Voyage of nostalgia for sea loving former Moderator
Published on 1 August 2019
A former Kirk Moderator embarked on a voyage of nostalgia that proved to be a real "shock to the system".
Very Rev Dr Angus Morrison visited his late father's former ship for the first time in more than 40 years and was stunned by its transformation into a luxury 23-cabin hotel.
Happy memories came flooding back for the 65-year-old minister as he boarded Fingal and marvelled at the familiar yet strikingly different surroundings.
When he was a young man, he was a regular visitor to the former Northern Lighthouse Board tender which has undergone a £5million conversion.

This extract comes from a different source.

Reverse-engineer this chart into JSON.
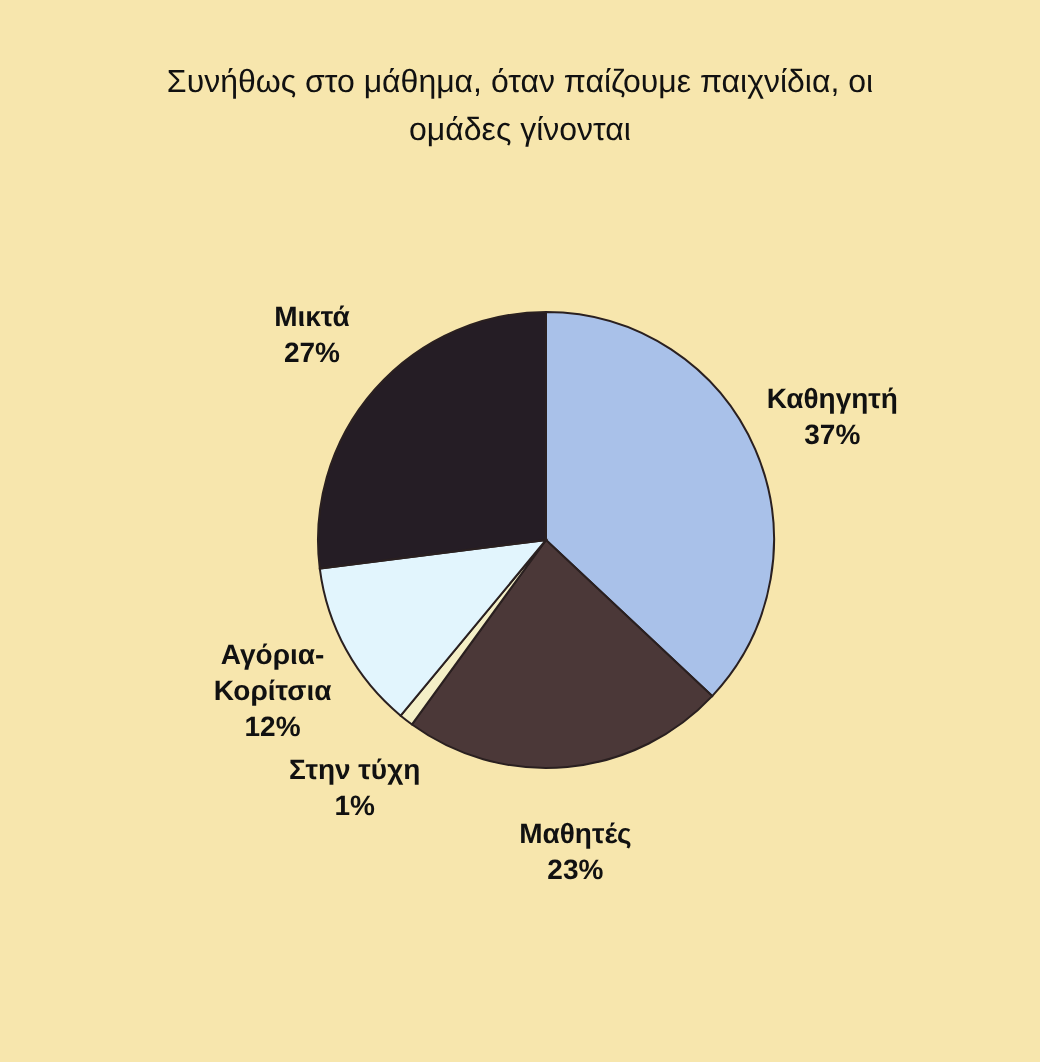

Captain Norman Morrison served on the 239-foot long ship in the 1970s when its primary role was to ferry lighthouse keepers, essential supplies and maintenance staff to lighthouses along the west and north coasts of Scotland.

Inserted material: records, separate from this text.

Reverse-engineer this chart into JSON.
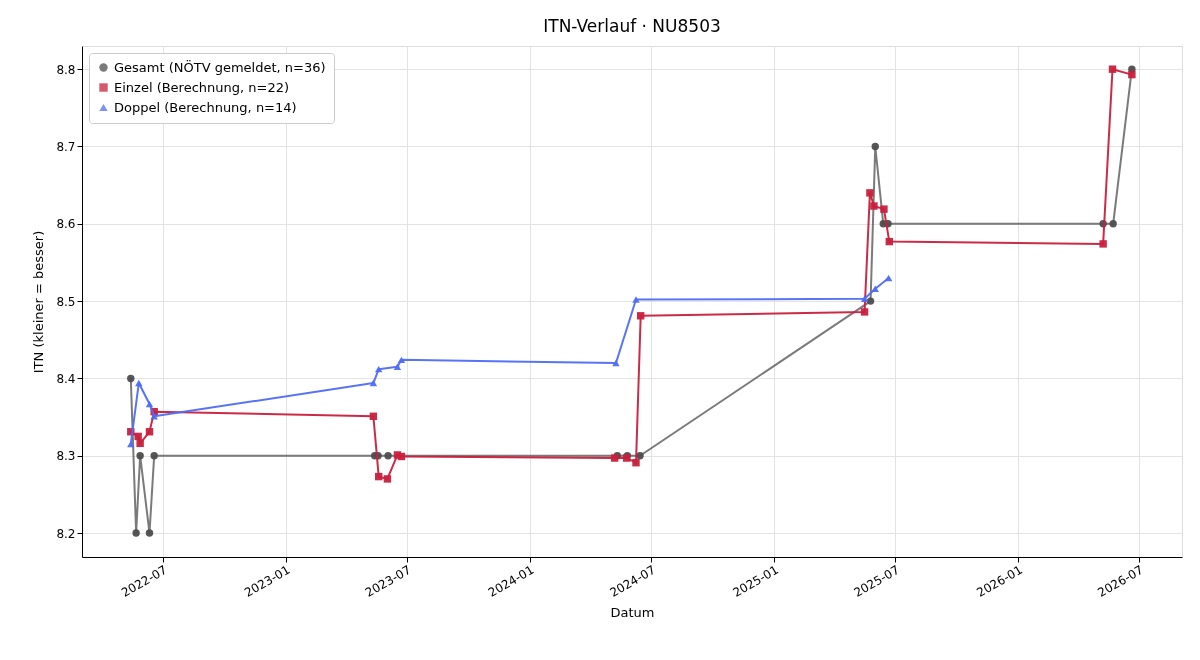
{
  "chart_data": {
    "type": "line",
    "title": "ITN-Verlauf · NU8503",
    "xlabel": "Datum",
    "ylabel": "ITN  (kleiner = besser)",
    "xlim": [
      "2022-03-02",
      "2026-09-03"
    ],
    "xticks": [
      "2022-07",
      "2023-01",
      "2023-07",
      "2024-01",
      "2024-07",
      "2025-01",
      "2025-07",
      "2026-01",
      "2026-07"
    ],
    "ylim": [
      8.169,
      8.83
    ],
    "yticks": [
      8.2,
      8.3,
      8.4,
      8.5,
      8.6,
      8.7,
      8.8
    ],
    "grid": true,
    "legend": "top left",
    "series": [
      {
        "name": "Gesamt (NÖTV gemeldet, n=36)",
        "color": "#4d4d4d",
        "marker": "circle",
        "x": [
          "2022-05-14",
          "2022-05-22",
          "2022-05-28",
          "2022-06-11",
          "2022-06-18",
          "2023-05-14",
          "2023-05-19",
          "2023-06-03",
          "2024-05-11",
          "2024-05-26",
          "2024-06-14",
          "2025-05-25",
          "2025-06-01",
          "2025-06-13",
          "2025-06-20",
          "2026-05-08",
          "2026-05-23",
          "2026-06-20"
        ],
        "values": [
          8.4,
          8.2,
          8.3,
          8.2,
          8.3,
          8.3,
          8.3,
          8.3,
          8.3,
          8.3,
          8.3,
          8.5,
          8.7,
          8.6,
          8.6,
          8.6,
          8.6,
          8.8
        ]
      },
      {
        "name": "Einzel (Berechnung, n=22)",
        "color": "#c8203c",
        "marker": "square",
        "x": [
          "2022-05-14",
          "2022-05-25",
          "2022-05-28",
          "2022-06-11",
          "2022-06-18",
          "2023-05-12",
          "2023-05-20",
          "2023-06-02",
          "2023-06-17",
          "2023-06-23",
          "2024-05-07",
          "2024-05-25",
          "2024-06-08",
          "2024-06-15",
          "2025-05-16",
          "2025-05-24",
          "2025-05-30",
          "2025-06-14",
          "2025-06-22",
          "2026-05-08",
          "2026-05-22",
          "2026-06-20"
        ],
        "values": [
          8.331,
          8.325,
          8.316,
          8.331,
          8.357,
          8.351,
          8.273,
          8.27,
          8.301,
          8.299,
          8.297,
          8.297,
          8.291,
          8.481,
          8.486,
          8.64,
          8.623,
          8.619,
          8.577,
          8.574,
          8.8,
          8.793
        ]
      },
      {
        "name": "Doppel (Berechnung, n=14)",
        "color": "#4f6df5",
        "marker": "triangle",
        "x": [
          "2022-05-14",
          "2022-05-26",
          "2022-06-11",
          "2022-06-18",
          "2023-05-12",
          "2023-05-20",
          "2023-06-17",
          "2023-06-23",
          "2024-05-09",
          "2024-06-08",
          "2025-05-16",
          "2025-06-01",
          "2025-06-21"
        ],
        "values": [
          8.315,
          8.394,
          8.367,
          8.351,
          8.394,
          8.412,
          8.415,
          8.424,
          8.42,
          8.502,
          8.503,
          8.516,
          8.53
        ]
      }
    ]
  }
}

Built in Glasgow in 1964, Fingal was based in Oban, where the Morrison family lived, until 1994 when it moved to Stromness in Orkney before being sold to a private company in 2000.
The ship was renamed MV Windsor Castle and taken to the River Fal in Cornwall until it was bought by the Royal Yacht Britannia Trust in 2014, which changed the name back to Fingal, believed to be in homage to a third century king.
It is now permanently docked in Alexandra Dock, Port of Leith in Edinburgh.
Dr Morrison, who was Moderator of the General Assembly in 2015-16, said his father would be delighted to know that the red, white and blue ship has been transformed into something of "real beauty" and did not end its life in a breakers' yard.
The minister of Orwell and Portmoak Parish Church in Kinross-shire, said: "Walking along the dock, it gave me a thrill instantly to recognise the unmistakable lines of a ship I had long known and loved.
"The sense of excitement I felt as we went on board was exactly the same as I had experienced every time I boarded her years ago when she played her full part in ensuring the safety of mariners around our coasts.
"On board, however, the experience was something of a shock to the system.
"Practical functionality had given way to a level of comfort and luxury its past crews could never have imagined.
"Much creative and careful thought has gone into the ship's inner transformation."
Dr Morrison, whose family hails from Harris in the Outer Hebrides, said he was often aboard Fingal when it was in port at Oban.
"The officers and the crew were always very kind to me," he recalled.
"Dad would explain to me all the latest technology on the bridge and the engineers would take time to show me round the engine room.
"I was quite fascinated by it all and I loved the great big steering wheel on the bridge.
"I loved Dad's cabin with round porthole, desk, chair, settee and bunk.
"All so compact and ship-shape and I used to enjoy reading for long periods in his cabin and occasionally did some studying at the desk."
Dr Morrison's father worked with the Northern Lighthouse Board for 36 years and was an expert at manoeuvring ships in treacherous waters that no other vessels dared to sail.
He was master of Fingal's sister ship, Pole Star, which was based in Orkney, and commanded the Commodore ship, Pharos, based in Leith until he retired in 1986.
Captain Morrison, who served with the Royal Navy during the Second World War, was made an MBE for services to shipping around the Scottish and Isle of Man coasts.
He died in Oban in 2009 at the age of 87.
The Royal Yacht Britannia Trust has gone to great lengths to maintain many of the original features of the working ship and many photographs and logbooks are on display.
Dr Morrison, who was accompanied by his wife Marion on the tour, took great pleasure in pouring over the logbooks and recognised many of the names written within.
He said: "I am very pleased that Fingal was not sent to the breakers' yard and the designers have created something new and of real beauty.
"They have also, in exciting and surprising ways, maintained a sense of continuity with the ship that had been.
"My dad would have been delighted."
Dr Morrison said being abroad Fingal again left him with a mixture of emotions.
"There was a feeling of deep pleasure that the ship's future has been secured and that it will continue to fulfil a valuable, if different, function in the years to come," he added.
"Maybe not surprisingly, my thoughts also had a nostalgic hue as I reflected on an earlier part of this ship's story and recalled some of the kind and courageous sailors I had known.
"I am so glad that the devoted service they rendered in salutem omnium ('for the safety of all') will continue to be remembered and honoured in the time to come."